Summary: David and Saul faced the same giant obstacle to leadership, but only David revealed Biblical manhood.
Goliath’s had no idea what he was asking for when he bellowed like an out of tune tuba: “GIVE ME A MAN!”
Wayne Grudem and John Piper identified and addressed a problem in leadership back in 1991 which is still relevant:
“A controversy of major proportions has spread through the church. It began over 20 years ago in society at large. Sense then an avalanche of feminist literature has argued that there need be no difference between men’s and women’s, indeed, that to support gender-based role differences is unjust discrimination. Within evangelical Christianity, the counterpart to this movement has been the increasing tendency to oppose any unique leadership role for men in the home and the church” (John Piper and Wayne Grudem.

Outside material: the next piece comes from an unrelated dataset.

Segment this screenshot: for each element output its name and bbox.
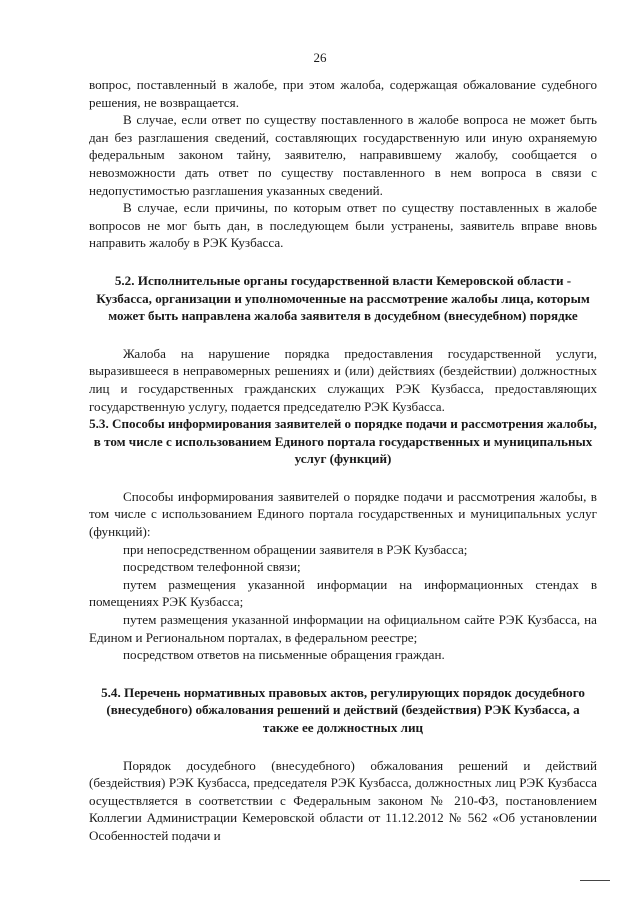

Recovering Biblical Manhood and Womanhood).
With this controversy over male leadership, some questions need to be answered:
What is Biblical manhood? What is masculinity? Who is a man? What is a man? When does a boy become a man? This last question is pertinent to our story in 1 Samuel 17 because it could be described as shepherd boy challenging a veteran soldier in combat.
1. A boy does not become a man necessarily at age 18 or 21. David in the story before us is a young teen acting manly.
2. A boy does not become a man when he reaches a certain physique. David was an underdeveloped youth. Saul was head and shoulders taller than everyone and he was no man in the biblical sense.
3. A boy does not become a man when he gets a title. Saul had the title “King” but he was not kingly.
4. A boy becomes a man when he begins to assert spiritual influence according to our model in David.
Whether Goliath knew it or not, he communicated through his speech, “Give me a man,” the theme of 1 and 2 Samuel. This is a characteristic of narratives. In 1 Samuel 1:8, Elkanah spoke the theme of barrenness in chapter 1 in his dialogue to Hannah in 1: 8. In the Ark of the Covenant Narrative (1 Samuel 4-7), the theme is announced in the first words in 4:3. Sometimes the author will use the narrative to prepare us to hear the theme through the dialogue of a Bible character.
God sovereignly raises up leaders. In 1 and 2 Samuel, God raised up three men:
1. Samuel in chapters 1-7. The Transition to Leadership
2. Saul in chapters 8-15. The Tragedy of Leadership
3. David in chapters 16-2 Samuel. The Triumph and Trouble of Leadership
In chapter 17, two men, Saul and David, confront the same test of leadership, Goliath, but only one shows true manhood.
1. Saul shows us What Leadership and Manhood are NOT in 17:1-11.
Israel and the Philistines have arrayed their armies for battle. The Philistine giant warrior swaggers out. Chuck Swindol said that Goliath was like the cross-eyed discus thrower. He did not set any records but he sure kept the fans awake.
Physical descriptions in Biblical narratives are rare. The reason for this lack of interest in a person’s image was clearly stated by the Lord to Samuel when he was about to choose the next king of Israel, Eliab, based on physical appearance in 16:7. Eliab, Jesse’s oldest son, was the second edition of Saul. When someone is physically portrayed like Goliath in a Biblical narrative, there is a significant reason. Goliath was 9 feet 9 inches tall. He would have dwarfed Shaquille O’Neal. Who on Israel’s side was more like Goliath in height and should have fought him? King Saul who was “from his shoulders and upward higher than any of the people” (1 Sam 9:2). This is the significant reason for these two rare physical descriptions.